La question du rapatriement des émigrés clandestins, dès leur arrivée sur le sol occidental en contrepartie d’une somme de 39 milliards de francs en faveur des gouvernements sénégalais, ivoirien et burkinabé, est mal perçue au niveau de l’organisation de défense des migrants.
Pour Boubacar Sèye, président de l’ONG Horizon Sans Frontière, il s’agit là encore d’argent que vont se partager nos dirigeants au détriment de la jeunesse ravagée par le désespoir.
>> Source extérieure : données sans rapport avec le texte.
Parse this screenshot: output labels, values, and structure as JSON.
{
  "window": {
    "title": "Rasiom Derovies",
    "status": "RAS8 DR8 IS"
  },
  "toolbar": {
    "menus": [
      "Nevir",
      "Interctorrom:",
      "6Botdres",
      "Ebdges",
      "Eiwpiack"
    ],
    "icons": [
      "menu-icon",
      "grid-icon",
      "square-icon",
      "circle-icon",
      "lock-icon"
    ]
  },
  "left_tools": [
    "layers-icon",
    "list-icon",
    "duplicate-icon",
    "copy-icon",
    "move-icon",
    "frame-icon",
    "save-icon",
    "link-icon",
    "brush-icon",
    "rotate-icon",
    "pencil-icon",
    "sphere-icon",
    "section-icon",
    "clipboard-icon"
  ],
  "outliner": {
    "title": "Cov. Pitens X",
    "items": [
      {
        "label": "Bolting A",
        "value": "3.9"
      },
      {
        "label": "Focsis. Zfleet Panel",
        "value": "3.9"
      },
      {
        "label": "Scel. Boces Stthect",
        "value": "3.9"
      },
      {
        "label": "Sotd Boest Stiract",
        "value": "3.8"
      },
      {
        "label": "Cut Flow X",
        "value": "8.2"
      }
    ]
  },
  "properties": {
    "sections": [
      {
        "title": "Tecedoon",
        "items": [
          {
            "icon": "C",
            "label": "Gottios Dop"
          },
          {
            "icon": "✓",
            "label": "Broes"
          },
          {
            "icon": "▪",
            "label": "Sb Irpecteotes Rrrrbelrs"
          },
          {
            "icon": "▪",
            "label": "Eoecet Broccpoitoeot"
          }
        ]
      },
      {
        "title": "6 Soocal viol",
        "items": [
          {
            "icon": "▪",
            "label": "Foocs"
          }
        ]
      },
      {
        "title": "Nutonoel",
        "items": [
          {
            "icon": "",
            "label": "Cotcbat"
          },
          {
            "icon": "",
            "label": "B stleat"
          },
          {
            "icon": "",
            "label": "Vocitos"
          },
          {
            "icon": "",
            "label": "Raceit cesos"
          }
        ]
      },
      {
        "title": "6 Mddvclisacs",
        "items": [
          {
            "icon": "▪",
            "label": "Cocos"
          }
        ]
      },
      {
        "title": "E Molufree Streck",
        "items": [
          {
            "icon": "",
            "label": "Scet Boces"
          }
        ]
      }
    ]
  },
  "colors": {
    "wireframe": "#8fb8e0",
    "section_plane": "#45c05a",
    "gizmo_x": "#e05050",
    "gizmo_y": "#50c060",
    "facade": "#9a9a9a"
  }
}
Interrogé par « Le Témoin », l’activiste humanitaire Boubacar SEYE, défenseur de la cause des migrants, s’est apitoyé sur le sort réservé à ces derniers dans ce contexte de résurgence de l’émigration clandestine. Les 39 milliards annoncés par l’Union européenne dans un programme de refoulement des « sans papiers » pour contrer la vague migratoire constituent, selon lui, une option qui écorne la dignité humaine. « Nous condamnons fermement le rapatriement des migrants. Et c’est une position de principe au niveau de notre ONG dont le but est la défense des migrants de quelque origine qu’ils soient », a déclaré le président de HSF.
Par rapport au Sénégal, il estime que l’Etat est en train de monnayer la dignité de ses fils. M. SEYE d’ajouter : «L’aide au développement qu’a toujours reçu le gouvernement était censée résoudre la problématique du chômage et de l’insertion socio-économique des jeunes. Mais malheureusement, force est de constater que cette manne foncière n’a jamais été consacrée aux ayants droit. Actuellement, on s’attendait à un audit sur l’utilisation de cet argent injecté par les pays européens avant même de parler d’une autre aide. «Mais malheureusement, cette manne financière va aussi être partagée et détournée par des dirigeants africains au détriment de la jeunesse qui est dans le désespoir total ».
A en croire l’humanitaire, la faute incombe à l’Union Européenne qui pense qu’on peut régler une crise migratoire avec de l’argent. « Il faudrait que l’Europe se remette en cause au lieu de se barricader avec de nouvelles normes juridiques et politiques. Parce qu’on parle de coresponsabilité Europe-Afrique et ils sont en train de violer les droits internationaux en foulant du pied les conventions », explique le patron de d’Horizon Sans Frontière qui déplore le fait que le mode de gestion de la crise soit exclusivement réservé aux pays européens qui dictent leurs lois. Le droit international peine à trouver une solution juridique appropriée. Les règles existantes sont inadaptées et insuffisantes.
Le silence de l’Etat …
L’autre désolation de Boubacar SEYE au sujet de la crise migratoire qui secoue le pays, c’est l’absence de communication de l’Etat qui, selon lui, pose un véritable problème. « Et ça, au niveau de l’ONG Horizon Sans Frontière, nous le regrettons. Le fait que l’Etat ne se prononce pas, n’ait pas voulu accompagner les familles dans la souffrance ou encore n’ait pas voulu décréter un jour de deuil national à la mémoire de ces disparus. C’est comme du mépris à l’égard de ces migrants et particulièrement de toutes familles endeuillées ! », s’insurge l’humanitaire. Cela dit, M. SEYE reste persuadé que l’émigration est pour les Africains une façon de fuir les tensions internes liées au chômage. D’ailleurs, justifie-t-il, « c’est ce qui explique le silence de l’Etat. Ce silence est l’expression de son échec concernant la prise en charge de cette question. C’est pourquoi, il faut oser parler de l’échec de l’Etat dans la problématique liée à l’emploi des jeunes. Cette jeunesse se tue en Méditerranée à cause du manque d’emplois et surtout du manque d’espoir ».
Et pour parer décisivement à ce fléau, le président de l’ONG Horizon Sans Frontière invite à un changement de paradigme dans les politiques publiques. «L’Etat doit se remettre en cause. Il faut construire ce pays sur la base d’une expertise avérée. Or, le Sénégal regorge de cadres dans tous les domaines. Aujourd’hui, la solution c’est faire de cette jeunesse une priorité, du point de vue socio-culturel. On doit œuvrer pour une relecture des perspectives, faire une révolution socio-culturelle. Il faut mettre les gens dans une dynamique de travail. Il faut revoir notre système éducatif, aller vers un autre modèle. La faille, c’est au niveau économique et il faut tout reconstruire », exhorte Boubacar SEYE.